By Jeffrey Hess | Published 29 Jan 2014 09:24pm | comments

Mississippi lawmakers could be moving toward putting more Medicaid recipients into the state's managed care program. MPB's Jeffrey Hess reports the three year old program has already drawn passionate resistance.

The Mississippi Division of Medicaid wants to put more people into the managed care program, in which the state pays a per person fee rather then paying for each medical treatment.

However, a cap instituted by the legislature is preventing them from doing so.

Medicaid director Dr. David Dzielak is asking the Senate Medicaid committee to remove that cap and let him move more Mississippians into managed care to save the state money.

"We have seen a 40-million dollar savings, this is state dollars now, through the managed care program," Dzielak said.

In the programs short existence it has drawn sharp criticism from providers and hospitals who say the program's cost savings are the result of denying services or not paying claims.

Timothy Moore with the Mississippi Hospitals Association says hospitals are beset with numerous cuts from the state and federal level and cannot bare another round of reductions.

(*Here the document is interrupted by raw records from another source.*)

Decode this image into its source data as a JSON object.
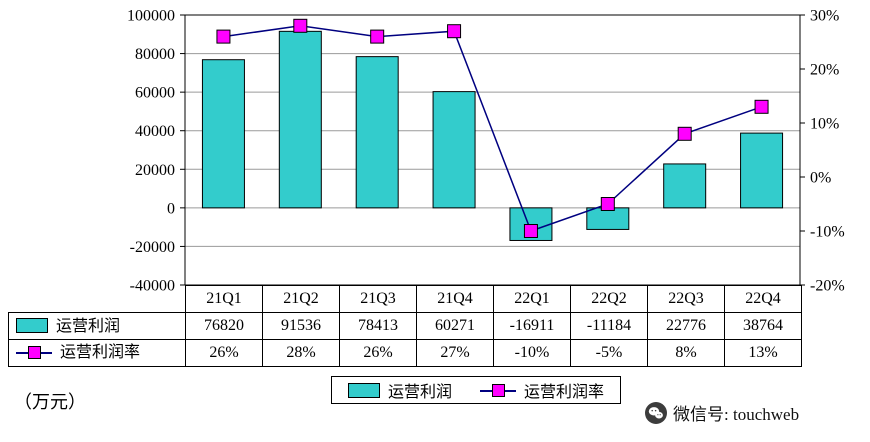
{
  "chart_data": {
    "type": "bar-line-combo",
    "categories": [
      "21Q1",
      "21Q2",
      "21Q3",
      "21Q4",
      "22Q1",
      "22Q2",
      "22Q3",
      "22Q4"
    ],
    "series": [
      {
        "name": "运营利润",
        "chart": "bar",
        "axis": "left",
        "values": [
          76820,
          91536,
          78413,
          60271,
          -16911,
          -11184,
          22776,
          38764
        ],
        "color": "#33CCCC"
      },
      {
        "name": "运营利润率",
        "chart": "line",
        "axis": "right",
        "values": [
          26,
          28,
          26,
          27,
          -10,
          -5,
          8,
          13
        ],
        "line_color": "#000080",
        "marker_color": "#FF00FF"
      }
    ],
    "left_axis": {
      "min": -40000,
      "max": 100000,
      "step": 20000,
      "ticks": [
        "100000",
        "80000",
        "60000",
        "40000",
        "20000",
        "0",
        "-20000",
        "-40000"
      ]
    },
    "right_axis": {
      "min": -20,
      "max": 30,
      "step": 10,
      "ticks": [
        "30%",
        "20%",
        "10%",
        "0%",
        "-10%",
        "-20%"
      ]
    },
    "grid": true,
    "legend_position": "bottom"
  },
  "table": {
    "rows": [
      {
        "label": "运营利润",
        "values": [
          "76820",
          "91536",
          "78413",
          "60271",
          "-16911",
          "-11184",
          "22776",
          "38764"
        ]
      },
      {
        "label": "运营利润率",
        "values": [
          "26%",
          "28%",
          "26%",
          "27%",
          "-10%",
          "-5%",
          "8%",
          "13%"
        ]
      }
    ]
  },
  "footer": {
    "unit_label": "（万元）",
    "legend": [
      {
        "label": "运营利润"
      },
      {
        "label": "运营利润率"
      }
    ],
    "watermark": "微信号: touchweb"
  }
}
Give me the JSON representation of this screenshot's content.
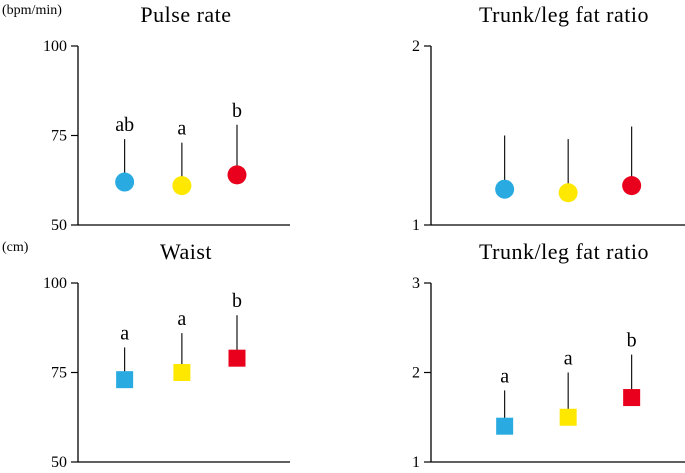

"Another dramatic change in Medicaid over the next year will be catastrophic to the hospitals. If we look at that model and extrapolate that out to inpatient and outpatient it is a huge issue for Mississippi hospitals," Moore said.

Two insurance companies run the manage care program.

The CEO of one of them Jason Dees defended the company's track record saying they save money by better managing patients and leveraging data to streamline medicine.

"But I think one of the thing that happens in providers hear horror stories from other providers and than they have one little thing that acutally goes wrong and than that get amplified," dees said.

Throughout the hearing the topic of expanding the Medicaid program to cover more Mississippians arose, as Democrats continue to push issue every time the program's future becomes a question.